Question: Function not returning a value?

Could anyone help with this function? I would like to get a return value, but it returns nothing. The below is my function:

function retrieve(dict, key_of_interest, value_of_interest)
  for (key, value) in dict
    if key == key_of_interest && value == value_of_interest 
      @show dict["name"] #just to check
      return(dict["name"])
    end 
    if value isa Vector
      for child in value
        retrieve(child, key_of_interest, value_of_interest)
      end
    end
  end
end

dict = Dict("id" => 1, "name" => "name1", "children" => [Dict("id" => 2, "name" => "name2", "children" => [], ), Dict("id" =>3, "name" => "name3", "children" => [])])

dict contains id and children, a vector of Dictionary. Each children would repeatedly contain a vector of Dictionary; but here in this sample example, I made it short.

retrieve(dict, "id", 1) # It returns a value
retrieve(dict, "id", 2) # It does not return a value

I would like to get “name2” from retrieve(dict, "id", 2). Could anyone explain why it returns Nothing and guide me how to solve this?

Though I haven’t worked your code in detail, I’m pretty sure what’s happening is you iterate through the for (key, value) loop without ever hitting a return statement. Eventually you get through the last iterate, (maybe get false for both if statements), and reach the final end for the function definition. Since the last statement executed was the for loop, its value nothing is returned by your function.

I think there’s got to be a better tree structure available than coding one with nested Dicts.

The offending code here is for child in value where the last iteration does not return anything.

Ideally you’d want to convert this data structure to a tree so that you can use iterators to look for stuff more easily.

And if you know the value of interest then just return it

retrieve(dict, key_of_interest, value_of_interest) = value_of_interest

Ah, I actually made things simple to solve this issue and forgot the original purpose of this function. There is another key that I want to return. I will update the original post in a couple of minutes.

Use JSON3. It will decode into your own structs.
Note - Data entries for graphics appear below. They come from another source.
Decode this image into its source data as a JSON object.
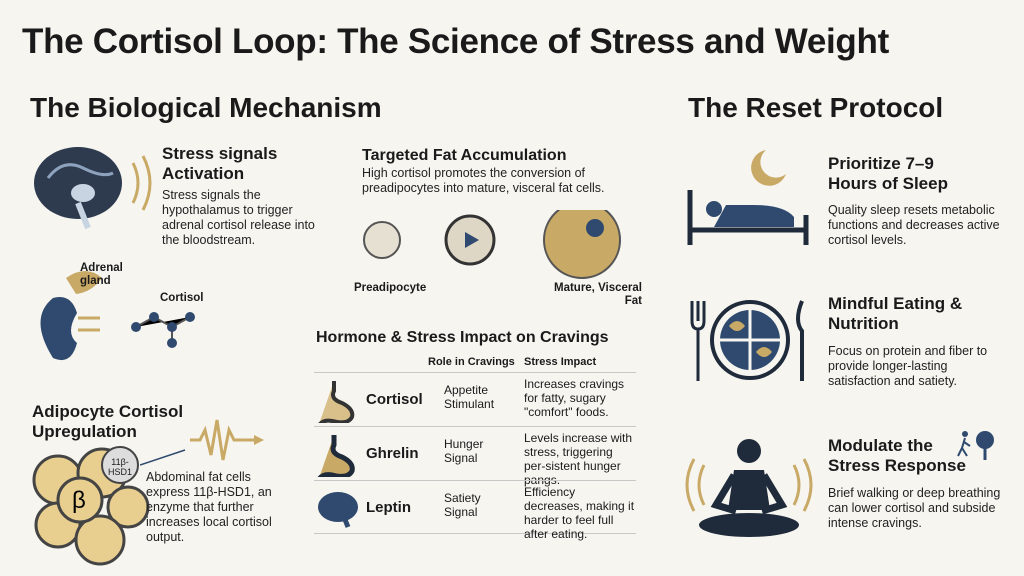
{
  "title": "The Cortisol Loop: The Science of Stress and Weight",
  "left": {
    "heading": "The Biological Mechanism",
    "activation": {
      "title": "Stress signals Activation",
      "body": "Stress signals the hypothalamus to trigger adrenal cortisol release into the bloodstream."
    },
    "adrenal_label": "Adrenal gland",
    "cortisol_label": "Cortisol",
    "adipocyte": {
      "title": "Adipocyte Cortisol Upregulation",
      "body": "Abdominal fat cells express 11β-HSD1, an enzyme that further increases local cortisol output.",
      "enzyme_label": "11β-HSD1",
      "beta": "β"
    }
  },
  "middle": {
    "fat": {
      "title": "Targeted Fat Accumulation",
      "body": "High cortisol promotes the conversion of preadipocytes into mature, visceral fat cells.",
      "pre_label": "Preadipocyte",
      "mature_label": "Mature, Visceral Fat"
    },
    "table": {
      "title": "Hormone & Stress Impact on Cravings",
      "headers": [
        "Role in Cravings",
        "Stress Impact"
      ],
      "rows": [
        {
          "hormone": "Cortisol",
          "icon": "stomach-icon",
          "role": "Appetite Stimulant",
          "impact": "Increases cravings for fatty, sugary \"comfort\" foods."
        },
        {
          "hormone": "Ghrelin",
          "icon": "stomach-dark-icon",
          "role": "Hunger Signal",
          "impact": "Levels increase with stress, triggering per-sistent hunger pangs."
        },
        {
          "hormone": "Leptin",
          "icon": "brain-icon",
          "role": "Satiety Signal",
          "impact": "Efficiency decreases, making it harder to feel full after eating."
        }
      ]
    }
  },
  "right": {
    "heading": "The Reset Protocol",
    "items": [
      {
        "title": "Prioritize 7–9 Hours of Sleep",
        "body": "Quality sleep resets metabolic functions and decreases active cortisol levels.",
        "icon": "sleep-bed-icon"
      },
      {
        "title": "Mindful Eating & Nutrition",
        "body": "Focus on protein and fiber to provide longer-lasting satisfaction and satiety.",
        "icon": "plate-icon"
      },
      {
        "title": "Modulate the Stress Response",
        "body": "Brief walking or deep breathing can lower cortisol and subside intense cravings.",
        "icon": "meditation-icon"
      }
    ]
  },
  "colors": {
    "navy": "#2f4a6e",
    "gold": "#c9a966",
    "tan": "#e8cf8f",
    "bg": "#f6f5f0"
  }
}
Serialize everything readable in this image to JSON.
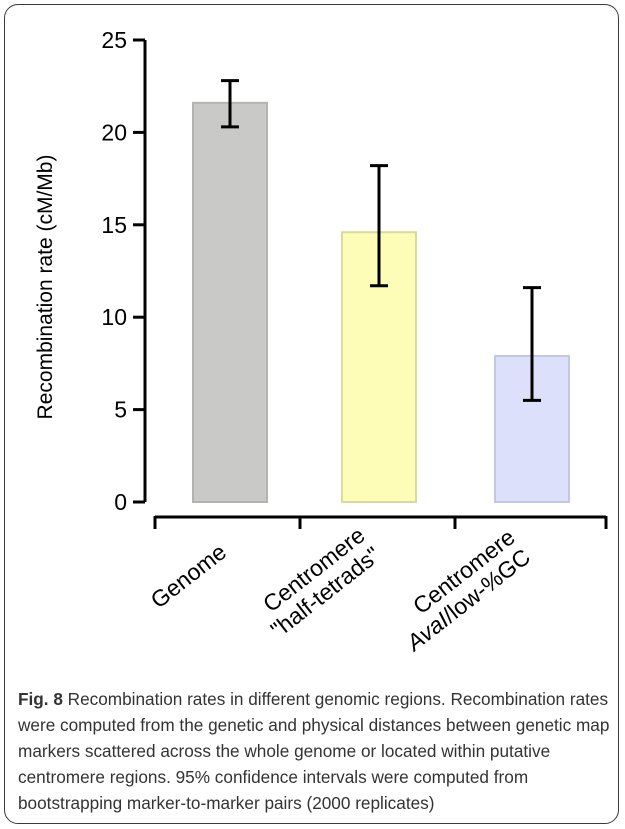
{
  "chart_data": {
    "type": "bar",
    "categories": [
      "Genome",
      "Centromere\n\"half-tetrads\"",
      "Centromere\nAvaI/low-%GC"
    ],
    "category_lines": [
      [
        {
          "text": "Genome",
          "italic": false
        }
      ],
      [
        {
          "text": "Centromere",
          "italic": false
        },
        {
          "text": "\"half-tetrads\"",
          "italic": false
        }
      ],
      [
        {
          "text": "Centromere",
          "italic": false
        },
        {
          "text": "AvaI",
          "italic": true,
          "suffix": "/low-%GC"
        }
      ]
    ],
    "values": [
      21.6,
      14.6,
      7.9
    ],
    "error_low": [
      20.3,
      11.7,
      5.5
    ],
    "error_high": [
      22.8,
      18.2,
      11.6
    ],
    "colors": [
      "#c9cac8",
      "#fdfdb8",
      "#dde0fb"
    ],
    "edge_colors": [
      "#b3b4b2",
      "#d9d9a0",
      "#c4c7e0"
    ],
    "ylabel": "Recombination rate (cM/Mb)",
    "xlabel": "",
    "title": "",
    "ylim": [
      0,
      25
    ],
    "yticks": [
      0,
      5,
      10,
      15,
      20,
      25
    ],
    "grid": false
  },
  "caption": {
    "fig_label": "Fig. 8",
    "text": " Recombination rates in different genomic regions. Recombination rates were computed from the genetic and physical distances between genetic map markers scattered across the whole genome or located within putative centromere regions. 95% confidence intervals were computed from bootstrapping marker-to-marker pairs (2000 replicates)"
  }
}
I solved the issue. The main problem was the fact that I thought whenever I called return in a nested function, the entire function would finish…haha. Thank you @owiecc and John_Gibson for comments from where I was able to start tackling the issue. I did not carefully look into tree structure; and @Jeff_Emanuel, with JSON3 I couldn’t figure out how to load JSON as a tree structure. If anyone gives me how to convert nested Dictionary (potentially from a JSON file) into a tree, it will be great. Anyway my new function contains new three lines:

function retrieve(dict, key_of_interest, value_of_interest)
  for (key, value) in dict
    if key == key_of_interest && value == value_of_interest
      return(dict["name"])
    end
    if value isa Vector
      for dict in value
        label = retrieve(dict, key_of_interest, value_of_interest)
        if !isnothing(label) #
          return(label)  # return value here.
        end #
      end
    end
  end
end

Of course, there might be potential issues. One would be the case where a downstream nested Dictionary contains the same “id”. In such a case, the “name” of the downstream Dictionary will not be retrieved.

struct Node
       id
       name
       children::Vector{Node}
end

js = "{\"name\":\"name1\",\"id\":1,\"children\":[{\"name\":\"name2\",\"id\":2,\"children\":[]},{\"name\":\"name3\",\"id\":3,\"children\":[]}]}"

using JSON3, StructTypes
StructTypes.StructType(::Type{Node}) = StructTypes.Struct()
tree = JSON3.read(js,Node)
println(tree)

Node(1, "name1", Node[Node(2, "name2", Node[]), Node(3, "name3", Node[])])

Thank you. I will try: I will need some time to get into a tree structure and how to manage it, and this seems a good starting point.